NOTE! The calculation must include revenue only from transactions subject to VAT (letter of the Federal Tax Service of Russia dated May 12, 2014 No. GD-4-3/ [email protected] , Resolution of the Presidium of the Supreme Arbitration Court of the Russian Federation dated November 27, 2012 No. 10252/12).

Not entitled to receive exemption from VAT (clause 2 of Article 145 of the Tax Code of the Russian Federation):

  • persons selling excisable goods;
  • organizations that are exempt from VAT as participants in the Skolkovo project.

Newly created organizations and newly registered individual entrepreneurs can also apply for exemption during the first three months of work, when they do not yet have 3 months of revenue (see letter of the Ministry of Finance dated August 23, 2019 No. 03-07-14/64961).

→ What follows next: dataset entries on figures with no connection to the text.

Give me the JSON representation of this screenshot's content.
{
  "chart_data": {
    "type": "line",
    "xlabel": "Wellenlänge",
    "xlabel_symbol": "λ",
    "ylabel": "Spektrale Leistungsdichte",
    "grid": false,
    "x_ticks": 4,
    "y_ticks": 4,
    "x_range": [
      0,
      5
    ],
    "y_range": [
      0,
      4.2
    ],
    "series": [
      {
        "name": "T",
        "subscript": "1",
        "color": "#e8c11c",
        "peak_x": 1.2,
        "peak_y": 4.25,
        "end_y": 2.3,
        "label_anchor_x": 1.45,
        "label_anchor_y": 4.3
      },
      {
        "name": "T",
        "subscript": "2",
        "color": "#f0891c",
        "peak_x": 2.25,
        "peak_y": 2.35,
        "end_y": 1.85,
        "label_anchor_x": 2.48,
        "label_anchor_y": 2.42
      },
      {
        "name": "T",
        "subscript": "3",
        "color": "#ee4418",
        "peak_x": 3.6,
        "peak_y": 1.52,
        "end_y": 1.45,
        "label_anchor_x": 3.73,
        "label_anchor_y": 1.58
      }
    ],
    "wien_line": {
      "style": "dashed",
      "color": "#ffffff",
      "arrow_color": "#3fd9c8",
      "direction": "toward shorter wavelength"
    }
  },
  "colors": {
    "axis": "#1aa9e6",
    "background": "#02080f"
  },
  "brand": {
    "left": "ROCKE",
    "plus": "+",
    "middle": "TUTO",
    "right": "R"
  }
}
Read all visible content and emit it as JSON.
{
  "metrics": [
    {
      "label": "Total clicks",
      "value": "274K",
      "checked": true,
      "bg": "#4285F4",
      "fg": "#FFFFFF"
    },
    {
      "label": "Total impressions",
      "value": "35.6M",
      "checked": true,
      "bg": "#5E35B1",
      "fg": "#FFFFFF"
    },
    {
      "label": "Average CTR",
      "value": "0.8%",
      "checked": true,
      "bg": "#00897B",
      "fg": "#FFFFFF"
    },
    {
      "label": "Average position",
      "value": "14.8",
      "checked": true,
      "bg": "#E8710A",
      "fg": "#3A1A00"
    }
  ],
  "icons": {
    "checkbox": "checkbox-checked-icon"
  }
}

Individual entrepreneur for VAT - what reports to submit

The main type of reporting for individual entrepreneurs for VAT is a tax return. The form is submitted for tax periods, which are set to one quarter (Article 163). The method of presentation is electronic. The deadline for submission is the 25th day of the month following the reporting month. Is there a zero VAT return for individual entrepreneurs? This is possible if the entrepreneur is a VAT payer, but for some reason did not conduct business. In this case, the individual entrepreneur is required to submit profit reports, as well as value added tax, to the control authorities in order to avoid fines for failure to submit declarations.